U.S. Department of Agriculture: Animal and Plant Health Inspection Service


Date of this Version



Published in LANDSLIDE ECOLOGY (New York: Cambridge University Press, 2013), by Lawrence R. Walker (University of Nevada, Las Vegas) and Aaron B. Shiels (USDA National Wildlife Research Center, Hila, Hawai’i).


This document is a U.S. government work, not subject to copyright in the United States.


1. The propensity for a landslide to occur is largely determined by potential slip planes, or weakness planes in the geological substrate, where the driving forces exceed resisting forces.

2. Landslide occurrence across the landscape is often unpredictable; substrates can be resistant to slippage for centuries and then suddenly experience instability that may result from human or non-human changes that disrupt the balance between driving and resisting forces at a slip plane.

3. Post-landslide erosion is common and can contribute as much as 33% of the total sediment loss from the site of landslide initiation. Such post-landslide erosion can continue for years, which reduces rates of ecosystem recovery on landslide scars and alters down slope habitats and watersheds.

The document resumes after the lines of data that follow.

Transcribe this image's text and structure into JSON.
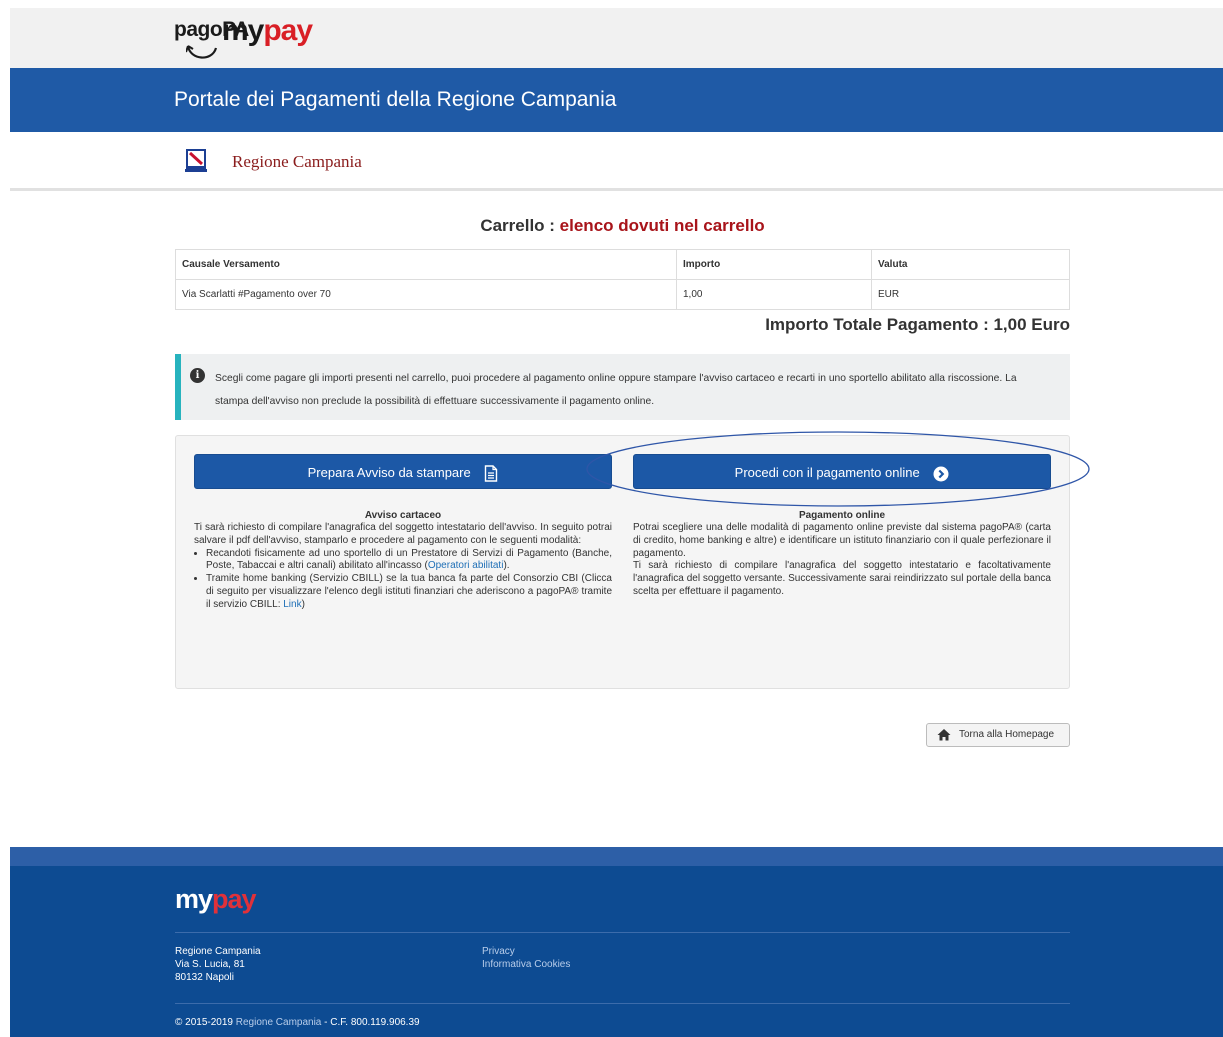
{
  "brand": {
    "pagopa": "pagoPA",
    "mypay_my": "my",
    "mypay_pay": "pay"
  },
  "header": {
    "title": "Portale dei Pagamenti della Regione Campania"
  },
  "region": {
    "name": "Regione Campania"
  },
  "cart": {
    "title_prefix": "Carrello : ",
    "title_highlight": "elenco dovuti nel carrello",
    "columns": [
      "Causale Versamento",
      "Importo",
      "Valuta"
    ],
    "rows": [
      {
        "causale": "Via Scarlatti #Pagamento over 70",
        "importo": "1,00",
        "valuta": "EUR"
      }
    ],
    "total": "Importo Totale Pagamento : 1,00 Euro"
  },
  "info": {
    "text": "Scegli come pagare gli importi presenti nel carrello, puoi procedere al pagamento online oppure stampare l'avviso cartaceo e recarti in uno sportello abilitato alla riscossione. La stampa dell'avviso non preclude la possibilità di effettuare successivamente il pagamento online."
  },
  "options": {
    "avviso": {
      "button_label": "Prepara Avviso da stampare",
      "title": "Avviso cartaceo",
      "intro": "Ti sarà richiesto di compilare l'anagrafica del soggetto intestatario dell'avviso. In seguito potrai salvare il pdf dell'avviso, stamparlo e procedere al pagamento con le seguenti modalità:",
      "bullet1_text": "Recandoti fisicamente ad uno sportello di un Prestatore di Servizi di Pagamento (Banche, Poste, Tabaccai e altri canali) abilitato all'incasso (",
      "bullet1_link": "Operatori abilitati",
      "bullet1_end": ").",
      "bullet2_text": "Tramite home banking (Servizio CBILL) se la tua banca fa parte del Consorzio CBI (Clicca di seguito per visualizzare l'elenco degli istituti finanziari che aderiscono a pagoPA® tramite il servizio CBILL: ",
      "bullet2_link": "Link",
      "bullet2_end": ")"
    },
    "online": {
      "button_label": "Procedi con il pagamento online",
      "title": "Pagamento online",
      "para1": "Potrai scegliere una delle modalità di pagamento online previste dal sistema pagoPA® (carta di credito, home banking e altre) e identificare un istituto finanziario con il quale perfezionare il pagamento.",
      "para2": "Ti sarà richiesto di compilare l'anagrafica del soggetto intestatario e facoltativamente l'anagrafica del soggetto versante. Successivamente sarai reindirizzato sul portale della banca scelta per effettuare il pagamento."
    }
  },
  "home_button": {
    "label": "Torna alla Homepage"
  },
  "footer": {
    "logo_my": "my",
    "logo_pay": "pay",
    "address": [
      "Regione Campania",
      "Via S. Lucia, 81",
      "80132 Napoli"
    ],
    "links": [
      "Privacy",
      "Informativa Cookies"
    ],
    "copyright_prefix": "© 2015-2019 ",
    "copyright_link": "Regione Campania",
    "copyright_suffix": " - C.F. 800.119.906.39"
  },
  "colors": {
    "header_blue": "#1f5aa6",
    "footer_blue": "#0d4b92",
    "accent_red": "#a8141a",
    "info_border": "#27b3be"
  }
}
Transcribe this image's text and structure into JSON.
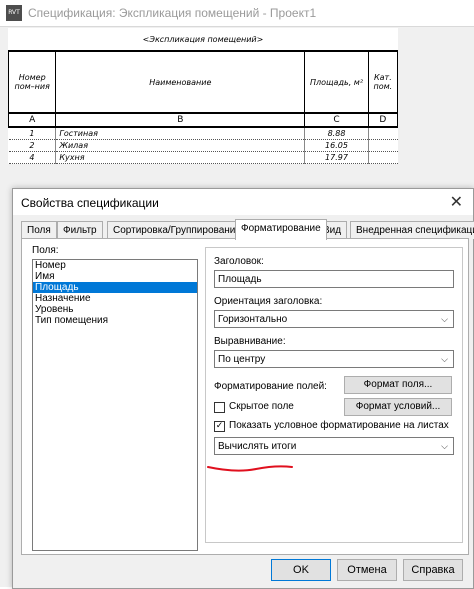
{
  "window": {
    "app_icon": "RVT",
    "title": "Спецификация: Экспликация помещений - Проект1"
  },
  "schedule": {
    "title": "<Экспликация помещений>",
    "headers": [
      "Номер пом–ния",
      "Наименование",
      "Площадь, м²",
      "Кат. пом."
    ],
    "letters": [
      "A",
      "B",
      "C",
      "D"
    ],
    "rows": [
      [
        "1",
        "Гостиная",
        "8.88",
        ""
      ],
      [
        "2",
        "Жилая",
        "16.05",
        ""
      ],
      [
        "4",
        "Кухня",
        "17.97",
        ""
      ]
    ]
  },
  "dialog": {
    "title": "Свойства спецификации",
    "close": "✕",
    "tabs": [
      "Поля",
      "Фильтр",
      "Сортировка/Группирование",
      "Форматирование",
      "Вид",
      "Внедренная спецификация"
    ],
    "active_tab": "Форматирование",
    "fields_label": "Поля:",
    "fields": [
      "Номер",
      "Имя",
      "Площадь",
      "Назначение",
      "Уровень",
      "Тип помещения"
    ],
    "selected_field": "Площадь",
    "heading_label": "Заголовок:",
    "heading_value": "Площадь",
    "orientation_label": "Ориентация заголовка:",
    "orientation_value": "Горизонтально",
    "alignment_label": "Выравнивание:",
    "alignment_value": "По центру",
    "field_format_label": "Форматирование полей:",
    "field_format_button": "Формат поля...",
    "hidden_field_label": "Скрытое поле",
    "hidden_field_checked": false,
    "conditional_format_button": "Формат условий...",
    "show_conditional_label": "Показать условное форматирование на листах",
    "show_conditional_checked": true,
    "totals_value": "Вычислять итоги",
    "accent_color": "#0078d7",
    "mark_color": "#e0101e"
  },
  "footer": {
    "ok": "OK",
    "cancel": "Отмена",
    "help": "Справка"
  }
}
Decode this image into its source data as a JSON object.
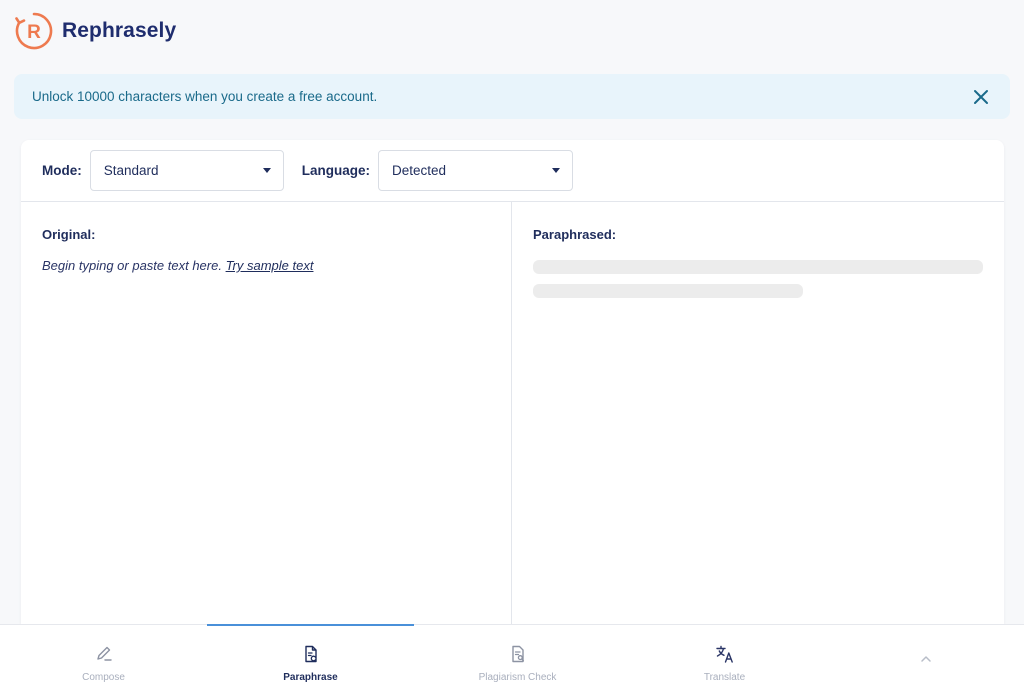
{
  "brand": {
    "name": "Rephrasely",
    "logo_letter": "R",
    "logo_color": "#ee7a4f"
  },
  "banner": {
    "text": "Unlock 10000 characters when you create a free account.",
    "close_icon": "close-icon"
  },
  "toolbar": {
    "mode_label": "Mode:",
    "mode_value": "Standard",
    "language_label": "Language:",
    "language_value": "Detected"
  },
  "original": {
    "title": "Original:",
    "placeholder": "Begin typing or paste text here.",
    "sample_link": "Try sample text"
  },
  "paraphrased": {
    "title": "Paraphrased:"
  },
  "nav": {
    "items": [
      {
        "label": "Compose",
        "icon": "pencil-icon",
        "active": false
      },
      {
        "label": "Paraphrase",
        "icon": "paraphrase-document-icon",
        "active": true
      },
      {
        "label": "Plagiarism Check",
        "icon": "plagiarism-document-icon",
        "active": false
      },
      {
        "label": "Translate",
        "icon": "translate-icon",
        "active": false
      }
    ],
    "collapse_icon": "chevron-up-icon"
  },
  "colors": {
    "accent": "#4a90d9",
    "brand_navy": "#1f2d6e",
    "banner_bg": "#e8f4fb",
    "banner_text": "#1a6a8a"
  }
}
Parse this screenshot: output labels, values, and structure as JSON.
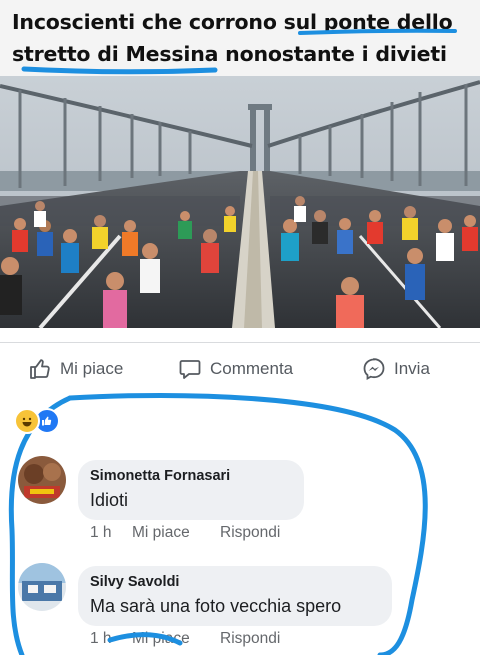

4. Landslides greatly alter soils through physical losses, gains, and mixing, as well as through chemical changes. Soil organic matter contains critical nutrients and retains moisture; it facilitates soil and plant recovery in microhabitats present after a landslide. In warm, tropical regions, some landslide soil chemistry may recover to pre-landslide conditions within 55 years, yet such recovery is much slower in cooler, temperate regIons.